イメージ通りでかわいくてめちゃくちゃテンション上がりますね……両手のパペットや、ヘッドフォンなど細かい点にまで気を配ってもらって最高です。本当にありがとうございます!


釣り配信と映画監督

 景ちゃんが、連れ去られてしまった……

 景ちゃんが連れ去られてしまったのに、なんでわたしは吞気に学校に来て、のんびりと授業を受けて、穏やかにお昼のお弁当を広げているんだろう……? 

 

「はぁああああああ……」

「どうしたの結愛? 溜息深いよ」

「だってぇ……」

「あー、隣のクラスの夜凪さん。今日、お休みなんだっけ? だから元気ないの?」

「それは、そうなんだけどぉ……」

 

 クラスメイトの言葉に、力なく頷く。

 朝、車で乗りつけてきたあの不審者の名前は、星アキラ。よーく顔を見てみたら、わたしでも知っている有名な俳優さんだった。最近は日曜朝の子ども向け番組『ウルトラ仮面』に主演として出ている。ちびっ子と若い奥様から大人気だ。

 なんでも、景ちゃんが落ちたオーディションの合格者が最終審査を辞退してしまったらしく、その穴埋めということで、景ちゃんにもう一度審査を受けてもらうため、あんな朝早くから迎えにきたらしい。今をときめく若手俳優を、タクシー代わりにこき使うなんて、スターズは人手不足なのだろうか? それとも、事務所の代表の星アリサの息子だから、こき使われているのかな? 

 心の中で皮肉を言っても、誰も聞いてくれないのがつらい。

 そういえばあのイケメン、ちらっと「君が千世子くんの……」って言ってたけど、なんだったんだろう? 

 

「でもよかったじゃん。夜凪さんがお休みなの、オーディションを受けに行ったからなんでしょ? 落ちたはずのオーディション、今度こそ受かるかもしれないし」

「それはぁ……そうなんだけどぉぉ……」

 

 本当は、わたしもついて行こうと思った。

 でも、あの見た目さわやかイケメン不審者は「関係者以外の人間を会場に連れていくわけにはいかない」とか正論をのたまうし、景ちゃんも景ちゃんで「大丈夫。行ってくるわ。心配しないで」とか思わず心をハートキャッチされそうなイケメンセリフでわたしのことを押し留めてくるし。そのくせ、レイちゃんルイくんはしれっとなにくわぬ顔で一緒に車に乗り込んでオーディション会場に付いて行っちゃったし……
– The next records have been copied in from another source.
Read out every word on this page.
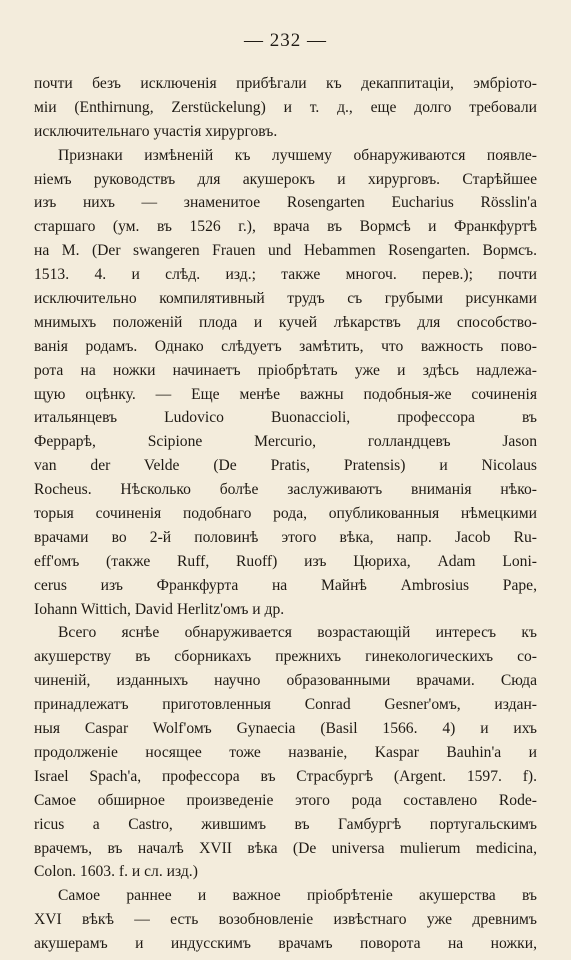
— 232 —
почти безъ исключенія прибѣгали къ декаппитаціи, эмбріото-
міи (Enthirnung, Zerstückelung) и т. д., еще долго требовали
исключительнаго участія хирурговъ.
Признаки измѣненій къ лучшему обнаруживаются появле-
ніемъ руководствъ для акушерокъ и хирурговъ. Старѣйшее
изъ нихъ — знаменитое Rosengarten Eucharius Rösslin'а
старшаго (ум. въ 1526 г.), врача въ Вормсѣ и Франкфуртѣ
на М. (Der swangeren Frauen und Hebammen Rosengarten. Вормсъ.
1513. 4. и слѣд. изд.; также многоч. перев.); почти
исключительно компилятивный трудъ съ грубыми рисунками
мнимыхъ положеній плода и кучей лѣкарствъ для способство-
ванія родамъ. Однако слѣдуетъ замѣтить, что важность пово-
рота на ножки начинаетъ пріобрѣтать уже и здѣсь надлежа-
щую оцѣнку. — Еще менѣе важны подобныя-же сочиненія
итальянцевъ Ludovico Buonaccioli, профессора въ
Феррарѣ, Scipione Mercurio, голландцевъ Jason
van der Velde (De Pratis, Pratensis) и Nicolaus
Rocheus. Нѣсколько болѣе заслуживаютъ вниманія нѣко-
торыя сочиненія подобнаго рода, опубликованныя нѣмецкими
врачами во 2-й половинѣ этого вѣка, напр. Jacob Ru-
eff'омъ (также Ruff, Ruoff) изъ Цюриха, Adam Loni-
cerus изъ Франкфурта на Майнѣ Ambrosius Pape,
Iohann Wittich, David Herlitz'омъ и др.
Всего яснѣе обнаруживается возрастающій интересъ къ
акушерству въ сборникахъ прежнихъ гинекологическихъ со-
чиненій, изданныхъ научно образованными врачами. Сюда
принадлежатъ приготовленныя Conrad Gesner'омъ, издан-
ныя Caspar Wolf'омъ Gynaecia (Basil 1566. 4) и ихъ
продолженіе носящее тоже названіе, Kaspar Bauhin'a и
Israel Spach'a, профессора въ Страсбургѣ (Argent. 1597. f).
Самое обширное произведеніе этого рода составлено Rode-
ricus a Castro, жившимъ въ Гамбургѣ португальскимъ
врачемъ, въ началѣ XVII вѣка (De universa mulierum medicina,
Colon. 1603. f. и сл. изд.)
Самое раннее и важное пріобрѣтеніе акушерства въ
XVI вѣкѣ — есть возобновленіе извѣстнаго уже древнимъ
акушерамъ и индусскимъ врачамъ поворота на ножки,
 結局、ぽつんと取り残されてしまったわたしは、1人寂しく学校に行くしかやることがなかったわけで……

 

「わたしだけ仲間外れだあああ……うわあああ」

「はいはい」

「おー、よしよし。おかずの玉子焼き食べるか?」

「食べるぅ……」

 

 こういう時、甘やかしてもらえるから美人はお得だ。

 女の子のコミュニティは外見がかわいいと生きにくい……って思っていたけれど、なんてことはない。大事なのは、人間関係の構築と立ち回りだ。

 刺さってくる感情を読んで、分析して、それに沿った行動を取捨選択して、自分に対する好感度が高い人間を周囲に残す。それさえできれば、集団の中で孤立することはまずない。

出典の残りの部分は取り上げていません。